OUTPUT_DIR = "/path/to/output/devstral-opus"
MAX_SEQ_LEN = 2048
LORA_RANK = 16
EPOCHS = 3
BATCH_SIZE = 1
GRAD_ACCUM = 4
model, tokenizer = FastLanguageModel.from_pretrained(
model_name = MODEL_NAME,
max_seq_length = MAX_SEQ_LEN,
dtype = torch.bfloat16,
load_in_4bit = True,
)
with open(f"{MODEL_NAME}/chat_template.jinja") as f:
tokenizer.chat_template = f.read()
model = FastLanguageModel.get_peft_model(
model,
r = LORA_RANK,
target_modules = ["q_proj", "k_proj", "v_proj", "o_proj",
"gate_proj", "up_proj", "down_proj"],
lora_alpha = LORA_RANK,
lora_dropout = 0,
bias = "none",
use_gradient_checkpointing = "unsloth",
random_state = 42,
)
dataset = load_dataset(
"nohurry/Opus-4.6-Reasoning-3000x-filtered", split="train"
).shuffle(seed=3407)
dataset = dataset.filter(
lambda x: len(x["thinking"]) + len(x["solution"]) < 20000, num_proc=4
)
def format_sample(example):
assistant_content = f"<think>\n{example['thinking']}\n</think>\n\n{example['solution']}"
messages = [
{"role": "user", "content": example["problem"]},
{"role": "assistant", "content": assistant_content},
]
return {"text": tokenizer.apply_chat_template(
messages, tokenize=False, add_generation_prompt=False
)}
dataset = dataset.map(format_sample, num_proc=4)
from unsloth.chat_templates import train_on_responses_only
trainer = SFTTrainer(
model=model, tokenizer=tokenizer, train_dataset=dataset,
args=SFTConfig(
output_dir=OUTPUT_DIR,
per_device_train_batch_size=BATCH_SIZE,
gradient_accumulation_steps=GRAD_ACCUM,
num_train_epochs=EPOCHS,
warmup_steps=50,
learning_rate=1e-4,
optim="adamw_8bit",
fp16=False, bf16=True,
gradient_checkpointing=True,
max_grad_norm=1.0,
logging_steps=5,
save_strategy="steps", save_steps=100, save_total_limit=3,
seed=42, report_to="none",
dataset_text_field="text",
max_seq_length=MAX_SEQ_LEN,
packing=False, dataset_num_proc=4,
),
)
trainer = train_on_responses_only(
trainer, instruction_part="[INST]", response_part="[/INST]",
)
stats = unsloth_train(trainer)
print(f"Done. Final loss: {stats.training_loss:.4f}")
model.save_pretrained(f"{OUTPUT_DIR}/lora")
tokenizer.save_pretrained(f"{OUTPUT_DIR}/lora")
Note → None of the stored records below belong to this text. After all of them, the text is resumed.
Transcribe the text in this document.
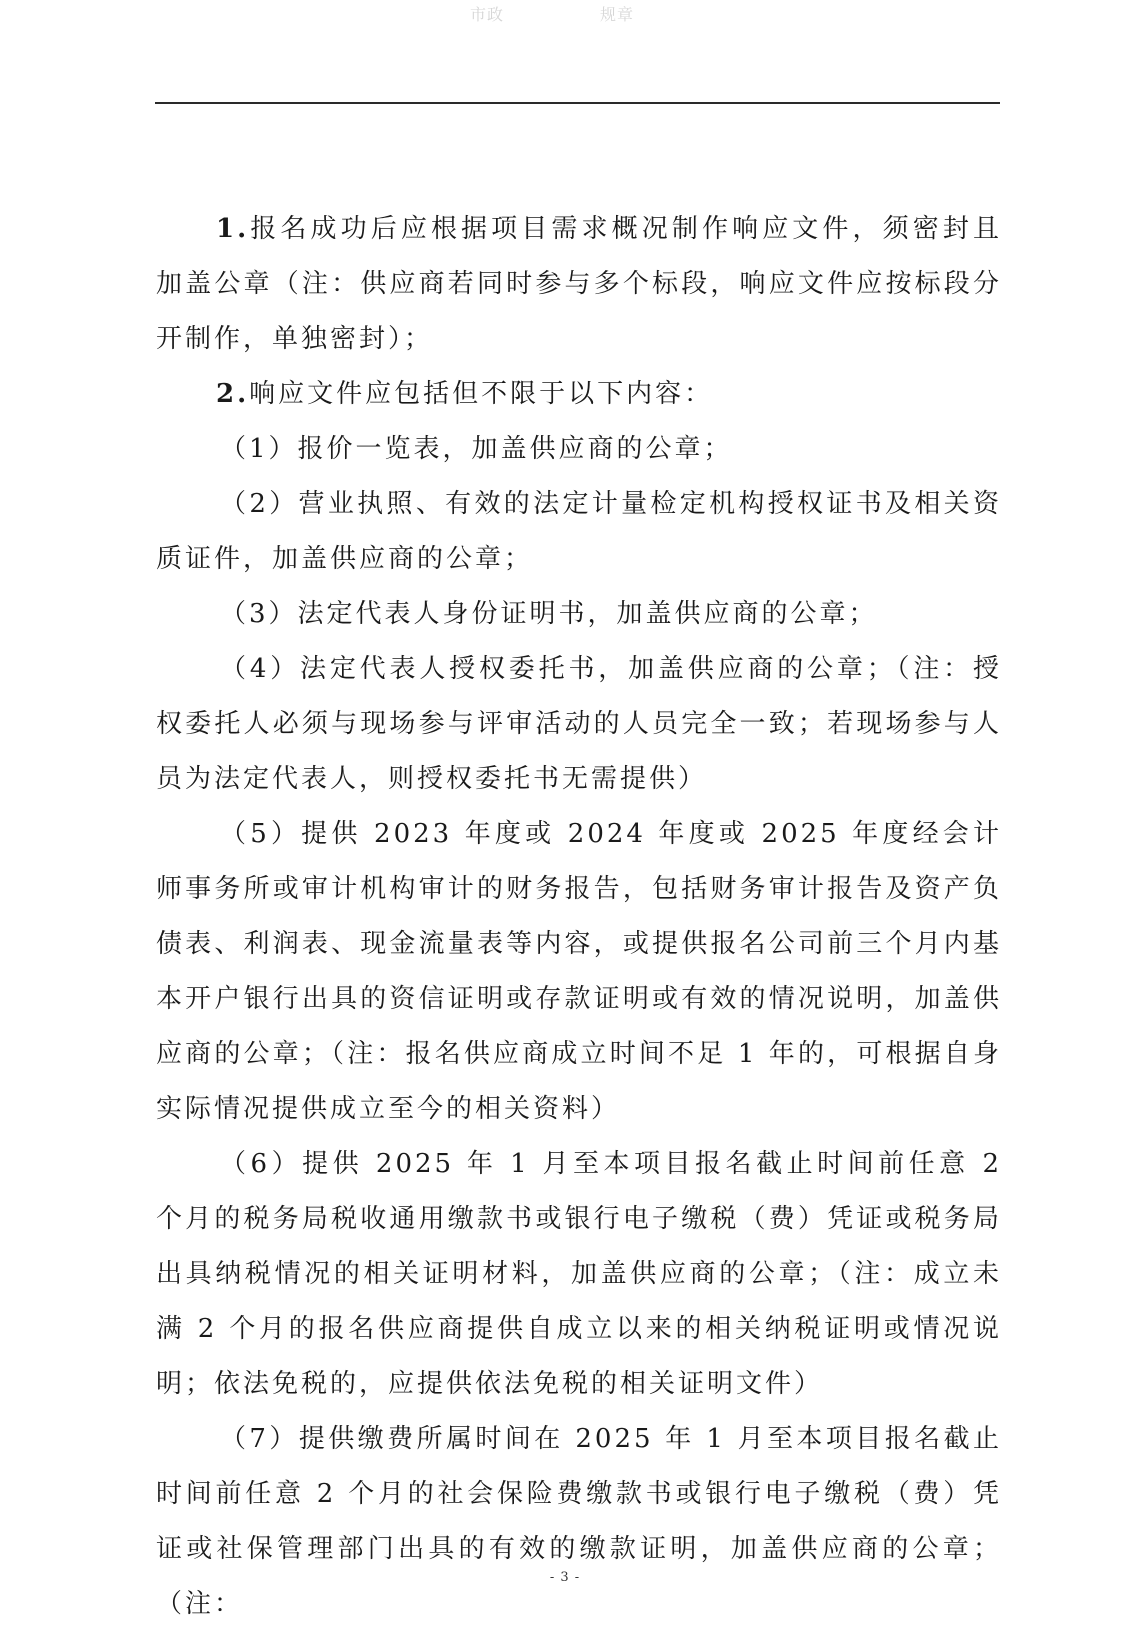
市政	规章

1.报名成功后应根据项目需求概况制作响应文件，须密封且加盖公章（注：供应商若同时参与多个标段，响应文件应按标段分开制作，单独密封）；

2.响应文件应包括但不限于以下内容：

（1）报价一览表，加盖供应商的公章；

（2）营业执照、有效的法定计量检定机构授权证书及相关资质证件，加盖供应商的公章；

（3）法定代表人身份证明书，加盖供应商的公章；

（4）法定代表人授权委托书，加盖供应商的公章；（注：授权委托人必须与现场参与评审活动的人员完全一致；若现场参与人员为法定代表人，则授权委托书无需提供）

（5）提供 2023 年度或 2024 年度或 2025 年度经会计师事务所或审计机构审计的财务报告，包括财务审计报告及资产负债表、利润表、现金流量表等内容，或提供报名公司前三个月内基本开户银行出具的资信证明或存款证明或有效的情况说明，加盖供应商的公章；（注：报名供应商成立时间不足 1 年的，可根据自身实际情况提供成立至今的相关资料）

（6）提供 2025 年 1 月至本项目报名截止时间前任意 2 个月的税务局税收通用缴款书或银行电子缴税（费）凭证或税务局出具纳税情况的相关证明材料，加盖供应商的公章；（注：成立未满 2 个月的报名供应商提供自成立以来的相关纳税证明或情况说明；依法免税的，应提供依法免税的相关证明文件）

（7）提供缴费所属时间在 2025 年 1 月至本项目报名截止时间前任意 2 个月的社会保险费缴款书或银行电子缴税（费）凭证或社保管理部门出具的有效的缴款证明，加盖供应商的公章；（注：

- 3 -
model.save_pretrained_gguf(
f"{OUTPUT_DIR}/gguf", tokenizer, quantization_method="q4_k_m",
)
| Parameter | Value |
|---|---|
| Base model | Devstral-Small-2-24B (Ministral3 architecture) |
| LoRA rank / alpha | 16 / 16 |
| Target modules | q, k, v, o, gate, up, down projections |
| Trainable parameters | 92,405,760 of 23,664,808,960 (0.39%) |
| Sequence length | 2,048 tokens |
| Effective batch size | 4 (1 per device × 4 accumulation) |
| Learning rate | 1e-4 with 50 warmup steps |
| Checkpoint used | 1,200 (end of epoch 2) |
| Time per step | ~11 seconds |
| Total training time | ~3.7 hours |
| VRAM used | 21.2GB / 24GB |
| Step | Epoch | Loss | Notes |
|---|---|---|---|
| 5 | 0.01 | 0.7949 | Warmup |
| 100 | 0.17 | 0.5708 | |
| 300 | 0.52 | 0.5800 | |
| 600 | 1.03 | 0.3559 | End of epoch 1 |
| 900 | 1.55 | 0.3858 | |
| 1100 | 1.89 | 0.3469 | |
| 1160 | 2.00 | 0.3752 | End of epoch 2 |
| 1200 | 2.07 | 0.1493 | Checkpoint used ✓ |
Checkpoint 1200 (just past end of epoch 2) was used for the final model. For reasoning distillation with a small dataset, epoch 3 overfits to the trace style — epoch 2 generalises better. The loss curve told the story.
| # | Error | Cause | Fix |
|---|---|---|---|
| 1 | FP8 quantization only supported on compute 8.9+ | RTX 3090 is 8.6 | Dequantize FP8→BF16 |
| 2 | device_map='auto' in distributed mode | Vision encoder splits model across GPU+CPU | Extract text-only weights |
| 3 | OutOfMemoryError during loading | transformers 5.x concurrent BF16 loader | HF_DEACTIVATE_ASYNC_LOAD=1 |
| 4 | Unsupported functorch tracing attempt | torch.compile + mistral3 incompatibility | TORCH_COMPILE_DISABLE=1 |
| 5 | Cannot copy out of meta tensor | fix_untrained_tokens + meta-device params | Monkey-patch to skip |
| 6 | grad_norm = NaN | Unsloth grad accumulation normalisation bug | Use unsloth_train() |
| 7 | OutOfMemoryError at step 172 | flex_attention backward materialises seq² matrix | seq_len 4096→2048 + expandable segments |
Seven distinct bugs, each requiring a different fix. That's the honest cost of being early on a new architecture with a new version of transformers.
Q4_K_M (14.3GB) · Q5_K_M (16.8GB) · LoRA adapter (370MB) — HuggingFace
Versions that work: Python 3.13, PyTorch 2.11.0+cu130, Unsloth 2026.3.10, transformers 5.3.0, bitsandbytes 0.49.2.